The U.S. and EU on Thursday said they had agreed to a conditional 15% tariff for European autos and auto parts bound for the U.S. — but only after Brussels introduces legislation to reduce their industrial duties, according to a senior administration official.

The official added that the mere introduction of EU legislation to reduce the rate of industrial tariffs would be enough to kickstart this trade-off.

“With respect to automobiles, the United States and the European Union intend to accept and provide mutual recognition to each other’s standards,” the U.S. and EU said in a joint statement published Thursday.

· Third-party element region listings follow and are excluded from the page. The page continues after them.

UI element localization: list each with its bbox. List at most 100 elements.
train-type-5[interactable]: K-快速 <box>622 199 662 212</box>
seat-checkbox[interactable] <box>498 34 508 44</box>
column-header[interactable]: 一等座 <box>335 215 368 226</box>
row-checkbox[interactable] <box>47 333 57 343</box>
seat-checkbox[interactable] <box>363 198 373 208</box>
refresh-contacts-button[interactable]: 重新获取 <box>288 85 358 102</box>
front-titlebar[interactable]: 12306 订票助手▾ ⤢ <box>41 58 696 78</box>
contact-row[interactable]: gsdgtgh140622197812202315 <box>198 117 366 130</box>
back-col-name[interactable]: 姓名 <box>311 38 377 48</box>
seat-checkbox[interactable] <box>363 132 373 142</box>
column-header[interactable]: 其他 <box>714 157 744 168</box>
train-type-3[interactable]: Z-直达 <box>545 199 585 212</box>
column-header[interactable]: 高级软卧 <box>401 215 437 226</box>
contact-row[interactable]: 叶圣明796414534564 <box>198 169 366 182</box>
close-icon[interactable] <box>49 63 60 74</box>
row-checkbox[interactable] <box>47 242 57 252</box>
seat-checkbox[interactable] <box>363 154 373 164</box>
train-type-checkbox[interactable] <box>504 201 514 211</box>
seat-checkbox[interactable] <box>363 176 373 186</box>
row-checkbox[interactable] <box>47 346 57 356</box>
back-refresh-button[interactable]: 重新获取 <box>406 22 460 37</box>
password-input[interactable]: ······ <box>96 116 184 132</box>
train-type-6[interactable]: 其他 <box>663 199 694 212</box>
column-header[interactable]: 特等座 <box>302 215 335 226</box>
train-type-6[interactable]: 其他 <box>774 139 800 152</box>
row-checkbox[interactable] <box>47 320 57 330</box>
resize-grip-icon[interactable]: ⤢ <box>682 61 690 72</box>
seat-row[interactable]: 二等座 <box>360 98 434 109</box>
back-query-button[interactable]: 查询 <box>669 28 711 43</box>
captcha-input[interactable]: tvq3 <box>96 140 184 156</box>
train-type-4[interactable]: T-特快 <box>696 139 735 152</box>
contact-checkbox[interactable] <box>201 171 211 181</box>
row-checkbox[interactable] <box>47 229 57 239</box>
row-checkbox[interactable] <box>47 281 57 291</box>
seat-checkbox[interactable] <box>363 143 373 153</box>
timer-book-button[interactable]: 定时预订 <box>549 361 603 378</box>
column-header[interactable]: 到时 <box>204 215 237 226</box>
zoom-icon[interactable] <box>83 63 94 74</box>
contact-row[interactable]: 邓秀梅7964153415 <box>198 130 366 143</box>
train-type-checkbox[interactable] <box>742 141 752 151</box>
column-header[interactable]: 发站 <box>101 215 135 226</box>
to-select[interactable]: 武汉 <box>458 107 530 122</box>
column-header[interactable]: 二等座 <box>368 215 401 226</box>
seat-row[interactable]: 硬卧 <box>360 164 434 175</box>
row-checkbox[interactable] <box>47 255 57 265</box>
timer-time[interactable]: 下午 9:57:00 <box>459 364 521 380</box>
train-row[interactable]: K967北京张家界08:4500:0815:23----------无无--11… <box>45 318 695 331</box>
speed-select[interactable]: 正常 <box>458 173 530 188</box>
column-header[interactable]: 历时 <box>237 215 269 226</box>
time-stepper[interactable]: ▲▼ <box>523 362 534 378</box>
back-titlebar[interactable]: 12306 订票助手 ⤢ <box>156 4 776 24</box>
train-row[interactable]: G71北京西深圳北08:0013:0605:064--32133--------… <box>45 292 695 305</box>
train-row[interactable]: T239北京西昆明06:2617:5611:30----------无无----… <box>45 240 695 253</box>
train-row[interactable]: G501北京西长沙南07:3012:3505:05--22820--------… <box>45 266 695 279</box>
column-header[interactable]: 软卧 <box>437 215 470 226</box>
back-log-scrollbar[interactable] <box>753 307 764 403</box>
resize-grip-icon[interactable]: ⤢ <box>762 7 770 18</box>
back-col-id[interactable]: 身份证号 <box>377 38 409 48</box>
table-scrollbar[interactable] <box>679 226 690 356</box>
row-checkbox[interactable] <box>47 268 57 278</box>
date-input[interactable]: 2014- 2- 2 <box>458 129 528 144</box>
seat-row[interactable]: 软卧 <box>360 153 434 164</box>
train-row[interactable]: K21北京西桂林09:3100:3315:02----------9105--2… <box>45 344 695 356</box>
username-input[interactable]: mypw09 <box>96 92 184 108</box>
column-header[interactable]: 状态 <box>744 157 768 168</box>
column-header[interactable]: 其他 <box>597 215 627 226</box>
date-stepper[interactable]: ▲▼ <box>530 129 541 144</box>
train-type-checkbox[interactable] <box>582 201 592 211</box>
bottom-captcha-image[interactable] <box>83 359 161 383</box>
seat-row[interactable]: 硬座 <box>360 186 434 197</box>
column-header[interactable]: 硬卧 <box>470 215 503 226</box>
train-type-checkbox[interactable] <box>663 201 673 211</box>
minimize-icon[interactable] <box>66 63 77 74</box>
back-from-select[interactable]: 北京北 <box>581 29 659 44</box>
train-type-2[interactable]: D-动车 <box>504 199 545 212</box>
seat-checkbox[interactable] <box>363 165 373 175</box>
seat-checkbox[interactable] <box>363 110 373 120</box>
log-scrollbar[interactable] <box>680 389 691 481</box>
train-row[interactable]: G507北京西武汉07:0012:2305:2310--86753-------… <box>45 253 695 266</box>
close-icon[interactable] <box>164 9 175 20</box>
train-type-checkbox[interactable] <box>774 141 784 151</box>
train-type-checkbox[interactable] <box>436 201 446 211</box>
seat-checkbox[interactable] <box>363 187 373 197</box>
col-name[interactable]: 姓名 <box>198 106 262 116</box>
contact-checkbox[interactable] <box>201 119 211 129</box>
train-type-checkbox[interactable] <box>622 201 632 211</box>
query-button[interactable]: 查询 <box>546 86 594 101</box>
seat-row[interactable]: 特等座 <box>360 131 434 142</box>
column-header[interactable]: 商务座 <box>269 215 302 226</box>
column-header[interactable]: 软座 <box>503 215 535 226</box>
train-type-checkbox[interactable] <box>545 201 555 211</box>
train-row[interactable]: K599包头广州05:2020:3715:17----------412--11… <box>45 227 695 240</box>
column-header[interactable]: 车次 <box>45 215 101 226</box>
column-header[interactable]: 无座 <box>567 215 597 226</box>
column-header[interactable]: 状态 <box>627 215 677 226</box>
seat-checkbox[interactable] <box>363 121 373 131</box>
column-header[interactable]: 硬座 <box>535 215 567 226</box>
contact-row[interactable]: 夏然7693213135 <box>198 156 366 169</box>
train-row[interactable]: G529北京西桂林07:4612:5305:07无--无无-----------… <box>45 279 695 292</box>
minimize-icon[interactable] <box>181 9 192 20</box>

Under the terms of the trade framework struck in late July, the EU said it would eliminate the “already low” duties on industrial goods from the U.S.

Speaking late last month, Trump had hailed the initially disclosed framework agreement as the biggest trade deal ever made and one that promised to be “great for cars.”

The prospect of a 15% tariff rate on autos and auto parts represents a substantial reduction from the U.S. president’s threat to impose charges of 30%. It also nearly halves the existing tariff rate on Europe’s auto sector from 27.5%.

Industry groups had previously expressed deep concern about the costs associated with the tariff reality.

The German Association of the Automotive Industry (VDA), which represents more than 620 companies involved in the German auto sector, warned a U.S. tariff of 15% on auto products would “cost German automotive companies billions annually and place a burden on them in the midst of their transformation.”